問題のiPhone 5Cに代替ソフトウェアを提供するようAppleに強制する裁判所文書の中で、連邦捜査官のクリストファー・プルハーはiCloudサービスから実際に回収されたデータについて漠然と説明している。
「私と他の人たちは、対象デバイスの複数のiCloudバックアップを入手することができました。また、対象デバイスに関連付けられたすべての保存されたiCloudデータを取得するためにAppleから令状が執行されたことも認識しています」とプルハールは報告書に記している。
FBIが「iCloudに保存されたすべてのデータ」と10月19日より前の関連バックアップという漠然とした情報以外を把握しているかどうかは不明だ。しかし、令状からFBIが受け取ったデータに関する情報に基づくと、FBIがそのデータにアクセスできるということはわかる。つまり、ある程度は暗号化されていないということだ。
ニューヨーク・タイムズ紙は、Apple CEO ティム・クック氏のセキュリティに対する姿勢に関する記事の中で、暗号化されていない iCloud バックアップについて同様の点を指摘している。
「クック氏は同僚に対し、アップルの無数のデバイス、サービス、そしてクラウド上に保存されているすべてのデータを暗号化するという同社の長年の計画を依然として堅持していると語った。クラウド上には依然として大量のデータが暗号化されていないまま保存されている」とケイティ・ベナーとニコール・パールロスは書いている。
しかし、Apple は同じセキュリティ ドキュメントで iCloud がバックアップするすべての内容を概説しており、すべての設定をオンにすると、iCloud は次のものを保存します。

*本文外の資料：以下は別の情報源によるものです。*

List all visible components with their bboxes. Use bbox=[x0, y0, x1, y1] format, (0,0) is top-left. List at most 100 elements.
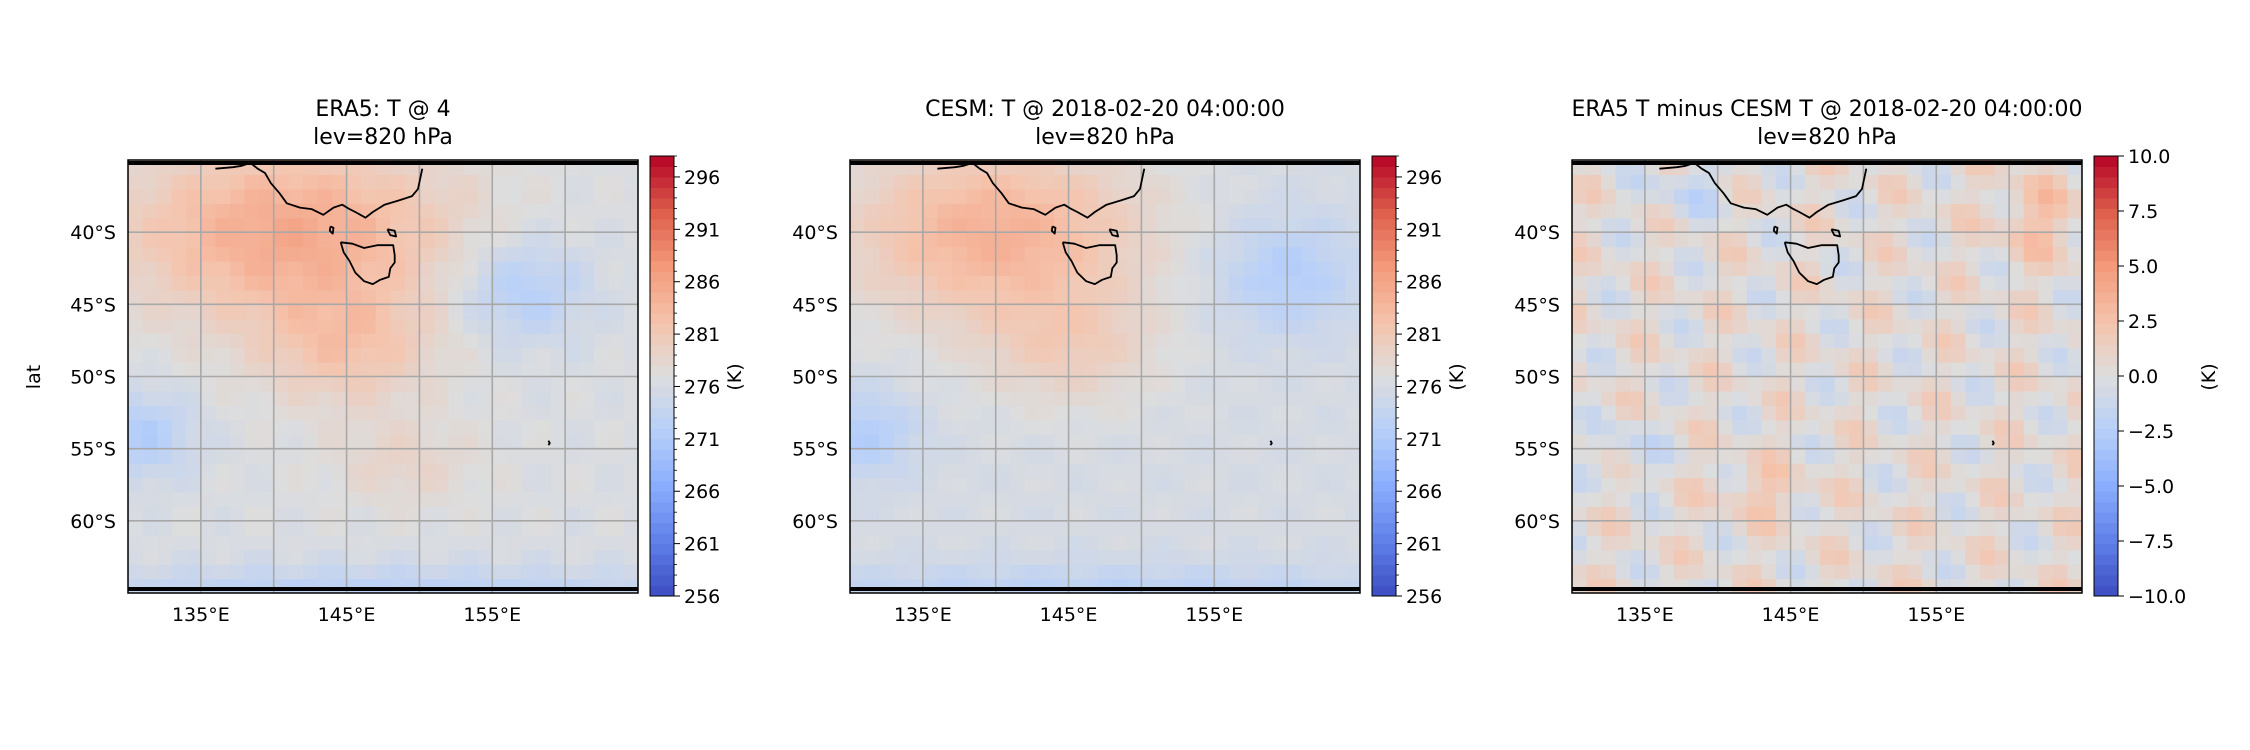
gridlines bbox=[128, 160, 638, 593]
heatmap-cell bbox=[550, 578, 566, 593]
heatmap-cell bbox=[1156, 347, 1172, 363]
colorbar-segment bbox=[650, 323, 674, 335]
heatmap-cell bbox=[463, 491, 479, 507]
heatmap-cell bbox=[273, 217, 289, 233]
heatmap-cell bbox=[1717, 174, 1733, 190]
heatmap-cell bbox=[1994, 506, 2010, 522]
heatmap-cell bbox=[200, 578, 217, 593]
heatmap-cell bbox=[434, 463, 450, 479]
heatmap-cell bbox=[1790, 419, 1806, 435]
heatmap-cell bbox=[142, 434, 158, 450]
heatmap-cell bbox=[273, 463, 289, 479]
heatmap-cell bbox=[1878, 549, 1894, 565]
heatmap-cell bbox=[623, 448, 638, 464]
heatmap-cell bbox=[1994, 491, 2010, 507]
heatmap-cell bbox=[463, 246, 479, 262]
heatmap-cell bbox=[521, 434, 537, 450]
heatmap-cell bbox=[346, 520, 362, 536]
heatmap-cell bbox=[1790, 477, 1806, 493]
heatmap-cell bbox=[1805, 390, 1821, 406]
heatmap-cell bbox=[579, 275, 595, 291]
heatmap-cell bbox=[1214, 506, 1230, 522]
heatmap-cell bbox=[244, 564, 260, 580]
heatmap-cell bbox=[623, 376, 638, 392]
heatmap-cell bbox=[1950, 405, 1967, 421]
heatmap-cell bbox=[1141, 275, 1157, 291]
heatmap-cell bbox=[1936, 535, 1952, 551]
heatmap-cell bbox=[448, 564, 464, 580]
heatmap-cell bbox=[995, 448, 1011, 464]
heatmap-cell bbox=[1965, 347, 1981, 363]
colorbar-tick-label: 2.5 bbox=[2128, 311, 2158, 333]
heatmap-cell bbox=[536, 405, 552, 421]
colorbar-segment bbox=[2094, 197, 2118, 209]
heatmap-cell bbox=[2009, 578, 2025, 593]
heatmap-cell bbox=[1819, 289, 1835, 305]
heatmap-cell bbox=[536, 318, 552, 334]
heatmap-cell bbox=[1126, 203, 1143, 219]
heatmap-cell bbox=[579, 318, 595, 334]
heatmap-cell bbox=[1878, 419, 1894, 435]
heatmap-cell bbox=[302, 578, 319, 593]
colorbar-segment bbox=[1372, 313, 1396, 325]
heatmap-cell bbox=[1199, 491, 1215, 507]
heatmap-cell bbox=[2009, 491, 2025, 507]
heatmap-cell bbox=[1921, 275, 1937, 291]
heatmap-cell bbox=[1287, 289, 1303, 305]
colorbar-segment bbox=[2094, 156, 2118, 167]
heatmap-cell bbox=[361, 188, 377, 204]
heatmap-cell bbox=[850, 520, 866, 536]
heatmap-cell bbox=[623, 362, 638, 378]
heatmap-cell bbox=[434, 203, 450, 219]
heatmap-cell bbox=[1717, 463, 1733, 479]
heatmap-cell bbox=[1601, 246, 1617, 262]
heatmap-cell bbox=[1287, 232, 1303, 248]
heatmap-cell bbox=[288, 232, 304, 248]
heatmap-cell bbox=[404, 390, 421, 406]
heatmap-cell bbox=[419, 261, 435, 277]
heatmap-cell bbox=[966, 520, 982, 536]
heatmap-cell bbox=[952, 304, 968, 320]
colorbar-segment bbox=[1372, 480, 1396, 492]
heatmap-cell bbox=[302, 347, 319, 363]
heatmap-cell bbox=[259, 549, 275, 565]
heatmap-cell bbox=[346, 217, 362, 233]
heatmap-cell bbox=[864, 419, 880, 435]
heatmap-cell bbox=[2009, 477, 2025, 493]
heatmap-cell bbox=[565, 246, 581, 262]
colorbar-segment bbox=[650, 292, 674, 304]
heatmap-cell bbox=[186, 174, 202, 190]
heatmap-cell bbox=[2038, 318, 2054, 334]
heatmap-cell bbox=[1965, 448, 1981, 464]
heatmap-cell bbox=[1805, 520, 1821, 536]
heatmap-cell bbox=[995, 318, 1011, 334]
heatmap-cell bbox=[1024, 174, 1041, 190]
heatmap-cell bbox=[230, 419, 246, 435]
heatmap-cell bbox=[1630, 578, 1646, 593]
heatmap-cell bbox=[1761, 174, 1777, 190]
colorbar-label: (K) bbox=[724, 363, 746, 390]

- 購入した音楽、映画、テレビ番組、アプリ、書籍に関する情報ですが、
- 購入したコンテンツ自体
- カメラロールの写真とビデオ
- 連絡先、カレンダーの予定、リマインダー、メモ
- デバイス設定
- アプリデータ
- iBooks に追加されたが購入されていない PDF と書籍
- 通話履歴
- ホーム画面とアプリの整理
- iMessage、テキスト(SMS)、MMSメッセージ
- 着信音
- ホームキットデータ
- HealthKitデータ
- ビジュアルボイスメール
これは、容疑者が10月19日より前にどの設定をオンにしていたのか、あるいは、データを完全にバックアップせずiCloud経由で送信する意図しない設定がオンのままになっていたのかが不明なためです。FBIは10月19日までのiCloudバックアップ(携帯電話の完全な復元ポイント)しか保有していないと主張しているため、これらのデータすべてを「iCloudに保存されているすべてのデータ」として保有している可能性もあります。
iPhone ユーザーにとって、サンバーナーディーノ事件は、携帯電話の中にだけ保存されていると思っていた情報が実際にはどこに保存されているのか、また裁判所命令が出た場合に誰がその情報にアクセスできるのかという点について警鐘を鳴らすものとなるだろう。
Appleがこのような行動をとったこと自体は悪いことではありませんが、Appleの立場に関してプライバシーとセキュリティのバランスを考える際、状況はAppleもFBIも認めたくないほど微妙であることを念頭に置くことが重要です。また、リモートサーバーやクラウドに何かを保存する場合、その情報に対するコントロールは失われます。
アップル社はコメントに応じていない。